After a seventeen-year moratorium on executions, the Republic of Kazakhstan has formally abolished the death penalty.

On January 2, 2021, President Kassym-Jomart Tokayev added his signature to a bill passed by Kazakhstan’s parliament December 29 ratifying the Second Optional Protocol to the International Covenant on Civil and Political Rights, an international treaty that commits signatory nations to abolishing capital punishment. The country suspended all executions in December 2003.

Kazakhstan signed the Second Optional Protocol on September 23, 2020, in conjunction with the 75th session of the United Nations General Assembly. Tokayev said at the time that the action was a step “[t]o fulfill a fundamental right to life and human dignity.” The country reserved the right to impose the death penalty “for especially serious crimes of a military nature in times of war.”

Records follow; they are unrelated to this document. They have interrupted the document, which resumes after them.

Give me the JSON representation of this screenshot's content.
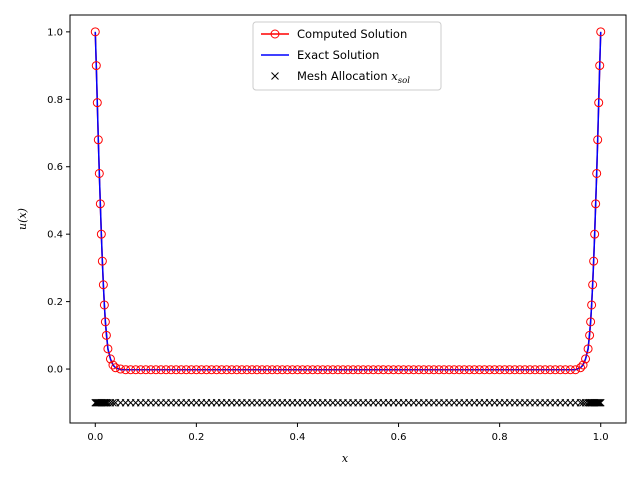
{
  "chart_data": {
    "type": "line",
    "xlabel": "x",
    "ylabel": "u(x)",
    "xlim": [
      -0.05,
      1.05
    ],
    "ylim": [
      -0.16,
      1.05
    ],
    "xticks": [
      "0.0",
      "0.2",
      "0.4",
      "0.6",
      "0.8",
      "1.0"
    ],
    "yticks": [
      "0.0",
      "0.2",
      "0.4",
      "0.6",
      "0.8",
      "1.0"
    ],
    "grid": false,
    "legend": {
      "placement": "top-center",
      "entries": [
        {
          "label": "Computed Solution",
          "color": "#ff0000",
          "marker": "circle-open"
        },
        {
          "label": "Exact Solution",
          "color": "#0000ff",
          "marker": "line"
        },
        {
          "label_main": "Mesh Allocation ",
          "label_var": "x",
          "label_sub": "sol",
          "color": "#000000",
          "marker": "x"
        }
      ]
    },
    "series": [
      {
        "name": "Computed Solution",
        "color": "#ff0000",
        "x": [
          0.0,
          0.002,
          0.004,
          0.006,
          0.008,
          0.01,
          0.012,
          0.014,
          0.016,
          0.018,
          0.02,
          0.022,
          0.025,
          0.03,
          0.035,
          0.04,
          0.05,
          0.06,
          0.07,
          0.08,
          0.09,
          0.1,
          0.11,
          0.12,
          0.13,
          0.14,
          0.15,
          0.16,
          0.17,
          0.18,
          0.19,
          0.2,
          0.21,
          0.22,
          0.23,
          0.24,
          0.25,
          0.26,
          0.27,
          0.28,
          0.29,
          0.3,
          0.31,
          0.32,
          0.33,
          0.34,
          0.35,
          0.36,
          0.37,
          0.38,
          0.39,
          0.4,
          0.41,
          0.42,
          0.43,
          0.44,
          0.45,
          0.46,
          0.47,
          0.48,
          0.49,
          0.5,
          0.51,
          0.52,
          0.53,
          0.54,
          0.55,
          0.56,
          0.57,
          0.58,
          0.59,
          0.6,
          0.61,
          0.62,
          0.63,
          0.64,
          0.65,
          0.66,
          0.67,
          0.68,
          0.69,
          0.7,
          0.71,
          0.72,
          0.73,
          0.74,
          0.75,
          0.76,
          0.77,
          0.78,
          0.79,
          0.8,
          0.81,
          0.82,
          0.83,
          0.84,
          0.85,
          0.86,
          0.87,
          0.88,
          0.89,
          0.9,
          0.91,
          0.92,
          0.93,
          0.94,
          0.95,
          0.96,
          0.965,
          0.97,
          0.975,
          0.978,
          0.98,
          0.982,
          0.984,
          0.986,
          0.988,
          0.99,
          0.992,
          0.994,
          0.996,
          0.998,
          1.0
        ],
        "y": [
          1.0,
          0.9,
          0.79,
          0.68,
          0.58,
          0.49,
          0.4,
          0.32,
          0.25,
          0.19,
          0.14,
          0.1,
          0.06,
          0.03,
          0.012,
          0.004,
          0.0,
          -0.002,
          -0.002,
          -0.002,
          -0.002,
          -0.002,
          -0.002,
          -0.002,
          -0.002,
          -0.002,
          -0.002,
          -0.002,
          -0.002,
          -0.002,
          -0.002,
          -0.002,
          -0.002,
          -0.002,
          -0.002,
          -0.002,
          -0.002,
          -0.002,
          -0.002,
          -0.002,
          -0.002,
          -0.002,
          -0.002,
          -0.002,
          -0.002,
          -0.002,
          -0.002,
          -0.002,
          -0.002,
          -0.002,
          -0.002,
          -0.002,
          -0.002,
          -0.002,
          -0.002,
          -0.002,
          -0.002,
          -0.002,
          -0.002,
          -0.002,
          -0.002,
          -0.002,
          -0.002,
          -0.002,
          -0.002,
          -0.002,
          -0.002,
          -0.002,
          -0.002,
          -0.002,
          -0.002,
          -0.002,
          -0.002,
          -0.002,
          -0.002,
          -0.002,
          -0.002,
          -0.002,
          -0.002,
          -0.002,
          -0.002,
          -0.002,
          -0.002,
          -0.002,
          -0.002,
          -0.002,
          -0.002,
          -0.002,
          -0.002,
          -0.002,
          -0.002,
          -0.002,
          -0.002,
          -0.002,
          -0.002,
          -0.002,
          -0.002,
          -0.002,
          -0.002,
          -0.002,
          -0.002,
          -0.002,
          -0.002,
          -0.002,
          -0.002,
          -0.002,
          -0.002,
          0.004,
          0.012,
          0.03,
          0.06,
          0.1,
          0.14,
          0.19,
          0.25,
          0.32,
          0.4,
          0.49,
          0.58,
          0.68,
          0.79,
          0.9,
          1.0
        ]
      },
      {
        "name": "Exact Solution",
        "color": "#0000ff",
        "x": [
          0.0,
          0.002,
          0.004,
          0.006,
          0.008,
          0.01,
          0.012,
          0.014,
          0.016,
          0.018,
          0.02,
          0.025,
          0.03,
          0.035,
          0.04,
          0.05,
          0.95,
          0.96,
          0.965,
          0.97,
          0.975,
          0.98,
          0.982,
          0.984,
          0.986,
          0.988,
          0.99,
          0.992,
          0.994,
          0.996,
          0.998,
          1.0
        ],
        "y": [
          1.0,
          0.9,
          0.79,
          0.68,
          0.58,
          0.49,
          0.4,
          0.32,
          0.25,
          0.19,
          0.14,
          0.06,
          0.03,
          0.012,
          0.004,
          -0.002,
          -0.002,
          0.004,
          0.012,
          0.03,
          0.06,
          0.14,
          0.19,
          0.25,
          0.32,
          0.4,
          0.49,
          0.58,
          0.68,
          0.79,
          0.9,
          1.0
        ]
      },
      {
        "name": "Mesh Allocation",
        "color": "#000000",
        "marker": "x",
        "y_level": -0.1,
        "x": [
          0.0,
          0.002,
          0.004,
          0.006,
          0.008,
          0.01,
          0.012,
          0.014,
          0.016,
          0.018,
          0.02,
          0.022,
          0.025,
          0.03,
          0.035,
          0.04,
          0.05,
          0.06,
          0.07,
          0.08,
          0.09,
          0.1,
          0.11,
          0.12,
          0.13,
          0.14,
          0.15,
          0.16,
          0.17,
          0.18,
          0.19,
          0.2,
          0.21,
          0.22,
          0.23,
          0.24,
          0.25,
          0.26,
          0.27,
          0.28,
          0.29,
          0.3,
          0.31,
          0.32,
          0.33,
          0.34,
          0.35,
          0.36,
          0.37,
          0.38,
          0.39,
          0.4,
          0.41,
          0.42,
          0.43,
          0.44,
          0.45,
          0.46,
          0.47,
          0.48,
          0.49,
          0.5,
          0.51,
          0.52,
          0.53,
          0.54,
          0.55,
          0.56,
          0.57,
          0.58,
          0.59,
          0.6,
          0.61,
          0.62,
          0.63,
          0.64,
          0.65,
          0.66,
          0.67,
          0.68,
          0.69,
          0.7,
          0.71,
          0.72,
          0.73,
          0.74,
          0.75,
          0.76,
          0.77,
          0.78,
          0.79,
          0.8,
          0.81,
          0.82,
          0.83,
          0.84,
          0.85,
          0.86,
          0.87,
          0.88,
          0.89,
          0.9,
          0.91,
          0.92,
          0.93,
          0.94,
          0.95,
          0.96,
          0.965,
          0.97,
          0.975,
          0.978,
          0.98,
          0.982,
          0.984,
          0.986,
          0.988,
          0.99,
          0.992,
          0.994,
          0.996,
          0.998,
          1.0
        ]
      }
    ]
  }
}
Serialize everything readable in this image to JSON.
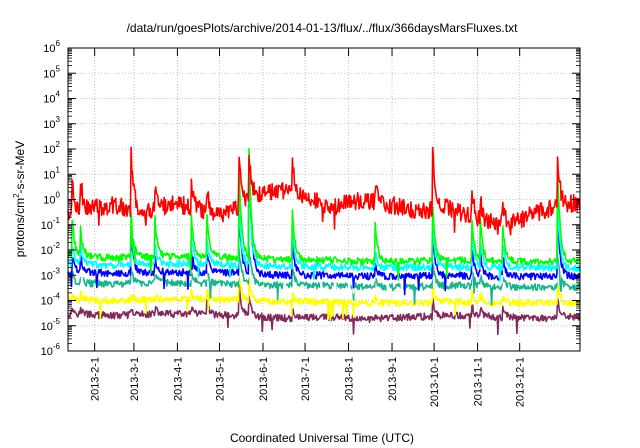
{
  "chart_data": {
    "type": "line",
    "title": "/data/run/goesPlots/archive/2014-01-13/flux/../flux/366daysMarsFluxes.txt",
    "xlabel": "Coordinated Universal Time (UTC)",
    "ylabel": {
      "part1": "protons/cm",
      "sup": "2",
      "part2": "-s-sr-MeV"
    },
    "yscale": "log",
    "ylim_exponents": [
      -6,
      6
    ],
    "y_ticks": [
      {
        "base": "10",
        "exp": "-6"
      },
      {
        "base": "10",
        "exp": "-5"
      },
      {
        "base": "10",
        "exp": "-4"
      },
      {
        "base": "10",
        "exp": "-3"
      },
      {
        "base": "10",
        "exp": "-2"
      },
      {
        "base": "10",
        "exp": "-1"
      },
      {
        "base": "10",
        "exp": "0"
      },
      {
        "base": "10",
        "exp": "1"
      },
      {
        "base": "10",
        "exp": "2"
      },
      {
        "base": "10",
        "exp": "3"
      },
      {
        "base": "10",
        "exp": "4"
      },
      {
        "base": "10",
        "exp": "5"
      },
      {
        "base": "10",
        "exp": "6"
      }
    ],
    "xlim": [
      "2013-01-13",
      "2014-01-13"
    ],
    "x_ticks": [
      {
        "date": "2013-02-01",
        "label": "2013-2-1"
      },
      {
        "date": "2013-03-01",
        "label": "2013-3-1"
      },
      {
        "date": "2013-04-01",
        "label": "2013-4-1"
      },
      {
        "date": "2013-05-01",
        "label": "2013-5-1"
      },
      {
        "date": "2013-06-01",
        "label": "2013-6-1"
      },
      {
        "date": "2013-07-01",
        "label": "2013-7-1"
      },
      {
        "date": "2013-08-01",
        "label": "2013-8-1"
      },
      {
        "date": "2013-09-01",
        "label": "2013-9-1"
      },
      {
        "date": "2013-10-01",
        "label": "2013-10-1"
      },
      {
        "date": "2013-11-01",
        "label": "2013-11-1"
      },
      {
        "date": "2013-12-01",
        "label": "2013-12-1"
      }
    ],
    "grid": true,
    "legend": "none",
    "event_dates": [
      "2013-01-16",
      "2013-01-22",
      "2013-02-27",
      "2013-03-16",
      "2013-04-11",
      "2013-04-22",
      "2013-05-15",
      "2013-05-22",
      "2013-06-22",
      "2013-08-20",
      "2013-09-30",
      "2013-10-28",
      "2013-11-03",
      "2013-11-19",
      "2013-12-28"
    ],
    "series": [
      {
        "color": "#7f2a5a",
        "levels": [
          [
            "2013-01-13",
            3e-05
          ],
          [
            "2013-02-15",
            2.5e-05
          ],
          [
            "2013-03-15",
            3e-05
          ],
          [
            "2013-04-15",
            2.8e-05
          ],
          [
            "2013-05-15",
            2.5e-05
          ],
          [
            "2013-06-15",
            2e-05
          ],
          [
            "2013-07-15",
            2.2e-05
          ],
          [
            "2013-08-15",
            1.8e-05
          ],
          [
            "2013-09-15",
            2.2e-05
          ],
          [
            "2013-10-15",
            2.5e-05
          ],
          [
            "2013-11-15",
            2.2e-05
          ],
          [
            "2013-12-15",
            2e-05
          ],
          [
            "2014-01-13",
            2.2e-05
          ]
        ],
        "peaks": [
          0.25,
          0.2,
          0.15,
          0.2,
          0.25,
          0.5,
          1.2,
          0.8,
          0.3,
          0.2,
          0.6,
          0.4,
          0.3,
          0.3,
          0.8
        ]
      },
      {
        "color": "#ffff00",
        "levels": [
          [
            "2013-01-13",
            0.00011
          ],
          [
            "2013-02-15",
            0.0001
          ],
          [
            "2013-03-15",
            0.00011
          ],
          [
            "2013-04-15",
            0.00011
          ],
          [
            "2013-05-15",
            0.00011
          ],
          [
            "2013-06-15",
            9e-05
          ],
          [
            "2013-07-15",
            9e-05
          ],
          [
            "2013-08-15",
            8e-05
          ],
          [
            "2013-09-15",
            8e-05
          ],
          [
            "2013-10-15",
            9e-05
          ],
          [
            "2013-11-15",
            8e-05
          ],
          [
            "2013-12-15",
            8e-05
          ],
          [
            "2014-01-13",
            8e-05
          ]
        ],
        "peaks": [
          0.25,
          0.2,
          0.15,
          0.2,
          0.3,
          0.4,
          0.9,
          0.8,
          0.3,
          0.2,
          0.6,
          0.4,
          0.3,
          0.3,
          0.8
        ]
      },
      {
        "color": "#19b48c",
        "levels": [
          [
            "2013-01-13",
            0.0005
          ],
          [
            "2013-02-15",
            0.00045
          ],
          [
            "2013-03-15",
            0.0005
          ],
          [
            "2013-04-15",
            0.0005
          ],
          [
            "2013-05-15",
            0.00045
          ],
          [
            "2013-06-15",
            0.0004
          ],
          [
            "2013-07-15",
            0.0004
          ],
          [
            "2013-08-15",
            0.00035
          ],
          [
            "2013-09-15",
            0.00035
          ],
          [
            "2013-10-15",
            0.0004
          ],
          [
            "2013-11-15",
            0.00035
          ],
          [
            "2013-12-15",
            0.00035
          ],
          [
            "2014-01-13",
            0.00035
          ]
        ],
        "peaks": [
          0.4,
          0.3,
          0.6,
          0.3,
          0.4,
          0.5,
          1.6,
          1.8,
          0.8,
          0.3,
          1.0,
          0.6,
          0.4,
          0.4,
          1.5
        ]
      },
      {
        "color": "#ffffff",
        "levels": [
          [
            "2013-01-13",
            0.0009
          ],
          [
            "2013-02-15",
            0.0008
          ],
          [
            "2013-03-15",
            0.0009
          ],
          [
            "2013-04-15",
            0.0009
          ],
          [
            "2013-05-15",
            0.0008
          ],
          [
            "2013-06-15",
            0.0007
          ],
          [
            "2013-07-15",
            0.0007
          ],
          [
            "2013-08-15",
            0.0006
          ],
          [
            "2013-09-15",
            0.0006
          ],
          [
            "2013-10-15",
            0.0007
          ],
          [
            "2013-11-15",
            0.0006
          ],
          [
            "2013-12-15",
            0.0006
          ],
          [
            "2014-01-13",
            0.0006
          ]
        ],
        "peaks": [
          0.5,
          0.5,
          1.0,
          0.5,
          0.7,
          0.6,
          2.0,
          2.2,
          1.0,
          0.4,
          1.2,
          0.8,
          0.6,
          0.6,
          1.8
        ]
      },
      {
        "color": "#0000ff",
        "levels": [
          [
            "2013-01-13",
            0.0014
          ],
          [
            "2013-02-15",
            0.0012
          ],
          [
            "2013-03-15",
            0.0013
          ],
          [
            "2013-04-15",
            0.0013
          ],
          [
            "2013-05-15",
            0.0012
          ],
          [
            "2013-06-15",
            0.001
          ],
          [
            "2013-07-15",
            0.001
          ],
          [
            "2013-08-15",
            0.0009
          ],
          [
            "2013-09-15",
            0.0009
          ],
          [
            "2013-10-15",
            0.001
          ],
          [
            "2013-11-15",
            0.0009
          ],
          [
            "2013-12-15",
            0.0009
          ],
          [
            "2014-01-13",
            0.0009
          ]
        ],
        "peaks": [
          0.6,
          0.6,
          1.5,
          0.6,
          1.0,
          0.8,
          2.6,
          4.5,
          1.5,
          0.5,
          1.6,
          1.1,
          0.8,
          0.8,
          2.5
        ]
      },
      {
        "color": "#00ffff",
        "levels": [
          [
            "2013-01-13",
            0.003
          ],
          [
            "2013-02-15",
            0.0025
          ],
          [
            "2013-03-15",
            0.0028
          ],
          [
            "2013-04-15",
            0.0028
          ],
          [
            "2013-05-15",
            0.0025
          ],
          [
            "2013-06-15",
            0.0022
          ],
          [
            "2013-07-15",
            0.0022
          ],
          [
            "2013-08-15",
            0.002
          ],
          [
            "2013-09-15",
            0.002
          ],
          [
            "2013-10-15",
            0.0022
          ],
          [
            "2013-11-15",
            0.002
          ],
          [
            "2013-12-15",
            0.002
          ],
          [
            "2014-01-13",
            0.002
          ]
        ],
        "peaks": [
          0.7,
          0.7,
          1.5,
          0.7,
          1.1,
          0.9,
          2.4,
          4.3,
          1.5,
          0.6,
          1.6,
          1.2,
          0.9,
          0.9,
          2.6
        ]
      },
      {
        "color": "#00ff00",
        "levels": [
          [
            "2013-01-13",
            0.006
          ],
          [
            "2013-02-15",
            0.005
          ],
          [
            "2013-03-15",
            0.0055
          ],
          [
            "2013-04-15",
            0.0055
          ],
          [
            "2013-05-15",
            0.005
          ],
          [
            "2013-06-15",
            0.004
          ],
          [
            "2013-07-15",
            0.004
          ],
          [
            "2013-08-15",
            0.0035
          ],
          [
            "2013-09-15",
            0.0035
          ],
          [
            "2013-10-15",
            0.004
          ],
          [
            "2013-11-15",
            0.0035
          ],
          [
            "2013-12-15",
            0.0035
          ],
          [
            "2014-01-13",
            0.0035
          ]
        ],
        "peaks": [
          1.5,
          1.0,
          1.8,
          1.5,
          1.6,
          1.7,
          3.5,
          4.3,
          2.0,
          1.5,
          2.2,
          1.6,
          1.5,
          1.4,
          3.8
        ]
      },
      {
        "color": "#ff0000",
        "levels": [
          [
            "2013-01-13",
            0.3
          ],
          [
            "2013-01-25",
            0.4
          ],
          [
            "2013-02-15",
            0.6
          ],
          [
            "2013-03-05",
            0.3
          ],
          [
            "2013-04-01",
            0.7
          ],
          [
            "2013-05-01",
            0.2
          ],
          [
            "2013-06-01",
            2.0
          ],
          [
            "2013-06-20",
            2.5
          ],
          [
            "2013-07-20",
            0.5
          ],
          [
            "2013-08-10",
            1.0
          ],
          [
            "2013-09-01",
            0.6
          ],
          [
            "2013-09-20",
            0.3
          ],
          [
            "2013-10-10",
            0.5
          ],
          [
            "2013-11-01",
            0.15
          ],
          [
            "2013-11-25",
            0.12
          ],
          [
            "2013-12-10",
            0.25
          ],
          [
            "2013-12-25",
            0.5
          ],
          [
            "2014-01-13",
            0.8
          ]
        ],
        "peaks": [
          1.5,
          1.2,
          2.6,
          1.0,
          1.2,
          1.0,
          2.0,
          1.7,
          1.0,
          0.6,
          2.5,
          1.0,
          0.8,
          0.7,
          2.2
        ]
      }
    ]
  }
}
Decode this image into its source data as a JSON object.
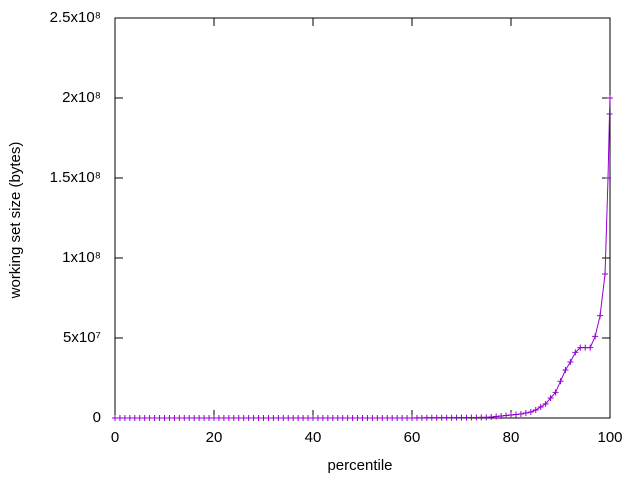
{
  "chart_data": {
    "type": "line",
    "xlabel": "percentile",
    "ylabel": "working set size (bytes)",
    "x": [
      0,
      1,
      2,
      3,
      4,
      5,
      6,
      7,
      8,
      9,
      10,
      11,
      12,
      13,
      14,
      15,
      16,
      17,
      18,
      19,
      20,
      21,
      22,
      23,
      24,
      25,
      26,
      27,
      28,
      29,
      30,
      31,
      32,
      33,
      34,
      35,
      36,
      37,
      38,
      39,
      40,
      41,
      42,
      43,
      44,
      45,
      46,
      47,
      48,
      49,
      50,
      51,
      52,
      53,
      54,
      55,
      56,
      57,
      58,
      59,
      60,
      61,
      62,
      63,
      64,
      65,
      66,
      67,
      68,
      69,
      70,
      71,
      72,
      73,
      74,
      75,
      76,
      77,
      78,
      79,
      80,
      81,
      82,
      83,
      84,
      85,
      86,
      87,
      88,
      89,
      90,
      91,
      92,
      93,
      94,
      95,
      96,
      97,
      98,
      99,
      99.6,
      99.9,
      100
    ],
    "series": [
      {
        "color": "#9400d3",
        "values": [
          0,
          0,
          0,
          0,
          0,
          0,
          0,
          0,
          0,
          0,
          0,
          0,
          0,
          0,
          0,
          0,
          0,
          0,
          0,
          0,
          0,
          0,
          0,
          0,
          0,
          0,
          0,
          0,
          0,
          0,
          0,
          0,
          0,
          0,
          0,
          0,
          0,
          0,
          0,
          0,
          0,
          0,
          0,
          0,
          0,
          0,
          0,
          0,
          0,
          0,
          0,
          0,
          0,
          0,
          0,
          0,
          0,
          0,
          0,
          0,
          0,
          100000,
          110000,
          120000,
          130000,
          140000,
          150000,
          170000,
          190000,
          210000,
          230000,
          260000,
          290000,
          320000,
          360000,
          400000,
          600000,
          900000,
          1250000,
          1600000,
          1900000,
          2200000,
          2500000,
          3100000,
          3750000,
          5000000,
          6900000,
          8800000,
          12500000,
          16000000,
          23000000,
          30000000,
          35000000,
          41000000,
          44000000,
          44000000,
          44000000,
          51000000,
          64000000,
          90000000,
          150000000,
          190000000,
          200000000
        ]
      }
    ],
    "xlim": [
      0,
      100
    ],
    "xticks": [
      0,
      20,
      40,
      60,
      80,
      100
    ],
    "ylim": [
      0,
      250000000
    ],
    "yticks": [
      0,
      {
        "value": 50000000,
        "label": "5x10⁷"
      },
      {
        "value": 100000000,
        "label": "1x10⁸"
      },
      {
        "value": 150000000,
        "label": "1.5x10⁸"
      },
      {
        "value": 200000000,
        "label": "2x10⁸"
      },
      {
        "value": 250000000,
        "label": "2.5x10⁸"
      }
    ]
  }
}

One person was on Kazahkstan’s death row at the time of abolition. Ruslan Kulekbayev, who killed eight police officers and two civilians during a mass shooting in 2016, will be resentenced to life imprisonment, which Kazahkstan authorized as an alternative to the death penalty in 2004.

Kazakhstan is the 88th nation to become a signatory or party to the Second Optional Protocol. Amnesty International’s 2019 annual Global Report on Death Sentences and Executions reported that, as of December 31, 2019, more than two-thirds of the world’s countries had abolished the death penalty in law or practice. 142 nations had either abolished the death penalty under the country’s constitution or laws or had not carried out an execution in more than a decade. 56 nations retained capital punishment.